Lambda Labs said it will appear at Nvidia GTC 2026 with booth demos built on Nvidia Blackwell architecture and an expert session covering Vera Rubin NVL72 and Nvidia GB300 NVL72. The preview is notable because it ties Lambda’s positioning directly to the next wave of high-end AI infrastructure that enterprises are watching for training and inference deployments. In practice, the post works as an early signal that GTC will again be a venue where infrastructure providers compete on access to Nvidia’s newest systems.

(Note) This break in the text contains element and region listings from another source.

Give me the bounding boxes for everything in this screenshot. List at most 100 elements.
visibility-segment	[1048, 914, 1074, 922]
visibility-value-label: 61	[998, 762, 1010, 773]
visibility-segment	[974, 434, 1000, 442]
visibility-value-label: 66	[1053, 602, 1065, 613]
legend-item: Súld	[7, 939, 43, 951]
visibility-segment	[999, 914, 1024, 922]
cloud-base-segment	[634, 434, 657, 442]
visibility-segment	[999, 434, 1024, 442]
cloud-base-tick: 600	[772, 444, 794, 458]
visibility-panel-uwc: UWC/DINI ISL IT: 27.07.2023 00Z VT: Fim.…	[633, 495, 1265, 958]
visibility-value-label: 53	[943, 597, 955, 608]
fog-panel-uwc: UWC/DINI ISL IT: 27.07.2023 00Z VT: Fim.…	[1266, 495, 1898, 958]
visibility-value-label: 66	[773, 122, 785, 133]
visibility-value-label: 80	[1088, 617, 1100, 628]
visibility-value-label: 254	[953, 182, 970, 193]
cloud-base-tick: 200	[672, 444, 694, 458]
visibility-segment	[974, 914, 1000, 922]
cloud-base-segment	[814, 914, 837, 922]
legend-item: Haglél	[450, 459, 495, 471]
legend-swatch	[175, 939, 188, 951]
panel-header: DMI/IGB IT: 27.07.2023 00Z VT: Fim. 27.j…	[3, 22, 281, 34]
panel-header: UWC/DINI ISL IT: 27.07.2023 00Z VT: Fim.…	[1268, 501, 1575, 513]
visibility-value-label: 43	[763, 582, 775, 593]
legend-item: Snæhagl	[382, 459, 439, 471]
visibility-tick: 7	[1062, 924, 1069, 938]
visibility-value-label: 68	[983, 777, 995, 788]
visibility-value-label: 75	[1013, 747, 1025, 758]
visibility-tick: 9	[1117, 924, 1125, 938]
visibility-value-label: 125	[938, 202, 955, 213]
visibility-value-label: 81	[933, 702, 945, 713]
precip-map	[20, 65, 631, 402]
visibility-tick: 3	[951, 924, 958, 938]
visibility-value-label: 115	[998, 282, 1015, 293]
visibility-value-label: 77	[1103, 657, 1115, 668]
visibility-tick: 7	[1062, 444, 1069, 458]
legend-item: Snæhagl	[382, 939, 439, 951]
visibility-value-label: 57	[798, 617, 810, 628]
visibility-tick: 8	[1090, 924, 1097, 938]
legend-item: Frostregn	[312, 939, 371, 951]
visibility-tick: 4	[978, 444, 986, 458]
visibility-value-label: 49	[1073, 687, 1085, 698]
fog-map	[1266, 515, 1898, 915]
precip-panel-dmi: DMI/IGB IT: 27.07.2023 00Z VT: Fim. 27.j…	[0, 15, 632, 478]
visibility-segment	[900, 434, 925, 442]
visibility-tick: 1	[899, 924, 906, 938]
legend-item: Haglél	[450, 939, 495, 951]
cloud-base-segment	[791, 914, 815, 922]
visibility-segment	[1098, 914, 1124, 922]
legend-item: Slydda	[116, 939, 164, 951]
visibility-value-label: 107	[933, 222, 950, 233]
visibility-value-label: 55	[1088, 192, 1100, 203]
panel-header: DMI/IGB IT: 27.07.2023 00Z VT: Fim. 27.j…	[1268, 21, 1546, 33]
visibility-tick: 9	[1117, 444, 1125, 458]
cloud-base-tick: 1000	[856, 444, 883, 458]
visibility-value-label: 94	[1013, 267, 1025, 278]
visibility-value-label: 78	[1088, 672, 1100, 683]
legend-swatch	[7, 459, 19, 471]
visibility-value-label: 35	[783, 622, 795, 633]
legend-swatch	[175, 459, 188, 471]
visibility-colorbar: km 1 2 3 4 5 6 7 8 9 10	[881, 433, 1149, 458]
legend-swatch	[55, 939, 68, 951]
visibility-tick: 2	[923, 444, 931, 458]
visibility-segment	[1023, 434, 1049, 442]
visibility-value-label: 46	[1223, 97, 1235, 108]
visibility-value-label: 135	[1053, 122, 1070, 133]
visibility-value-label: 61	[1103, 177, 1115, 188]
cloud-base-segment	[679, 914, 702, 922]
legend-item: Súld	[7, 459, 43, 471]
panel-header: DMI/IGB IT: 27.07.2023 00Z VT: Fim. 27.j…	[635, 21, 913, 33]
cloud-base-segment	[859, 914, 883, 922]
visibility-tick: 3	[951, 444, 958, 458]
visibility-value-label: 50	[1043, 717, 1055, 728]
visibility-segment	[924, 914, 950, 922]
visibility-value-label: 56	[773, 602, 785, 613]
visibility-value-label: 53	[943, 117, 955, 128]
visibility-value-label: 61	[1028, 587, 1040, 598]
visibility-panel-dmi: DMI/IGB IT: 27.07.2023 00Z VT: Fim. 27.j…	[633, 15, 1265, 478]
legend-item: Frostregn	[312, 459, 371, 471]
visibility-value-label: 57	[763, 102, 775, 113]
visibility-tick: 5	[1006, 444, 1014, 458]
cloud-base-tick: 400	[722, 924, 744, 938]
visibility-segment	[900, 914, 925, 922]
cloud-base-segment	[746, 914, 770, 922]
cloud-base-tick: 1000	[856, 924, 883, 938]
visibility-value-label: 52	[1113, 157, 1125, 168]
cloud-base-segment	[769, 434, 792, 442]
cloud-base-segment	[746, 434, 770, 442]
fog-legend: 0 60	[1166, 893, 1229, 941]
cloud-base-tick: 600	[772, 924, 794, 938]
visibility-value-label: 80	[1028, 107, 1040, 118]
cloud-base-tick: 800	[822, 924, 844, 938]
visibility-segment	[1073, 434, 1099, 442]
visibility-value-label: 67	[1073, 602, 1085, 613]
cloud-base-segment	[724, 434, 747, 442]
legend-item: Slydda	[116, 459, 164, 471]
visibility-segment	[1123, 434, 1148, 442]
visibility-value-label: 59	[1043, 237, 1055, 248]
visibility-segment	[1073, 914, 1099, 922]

Security researcher Lukasz Olejnik said Amazon is holding a mandatory meeting about AI breaking internal systems after a briefing note described a trend of incidents with “high blast radius” caused by “Gen-AI assisted changes,” alongside incomplete best practices and safeguards. Gary Marcus quickly amplified the warning as evidence that reliability concerns around AI-assisted engineering are no longer theoretical. The post matters because it points to a new phase in the AI tooling story: companies are no longer just measuring how much agentic coding can accelerate delivery, but how much operational risk it can introduce when used across large production environments.
Marktechpost reported that ByteDance has released DeerFlow 2.0, an open-source “SuperAgent” framework designed to orchestrate sub-agents, memory systems, and sandboxes for more complex workflows. The release is notable because it reflects a broader shift in open source AI tooling away from single-agent chat interfaces and toward execution stacks built for multi-step autonomous work. For builders, it points to a more modular way to compose research, coding, and task automation systems.
Aravind Srinivas showcased two community-built examples of Perplexity Computer being used for practical consumer automation: one moved a Spotify playlist to YouTube Music from a single pasted URL, and another created a peer-to-peer file transfer app with direct encrypted transfer and no account requirement. The significance is not just the individual demos but the pattern they suggest. Computer-use agents are starting to look like a new layer for coordinating work across existing consumer apps and services, turning awkward manual flows into one-step tasks. That gives Perplexity Computer a clearer product identity as an automation surface rather than just a flashy demo environment.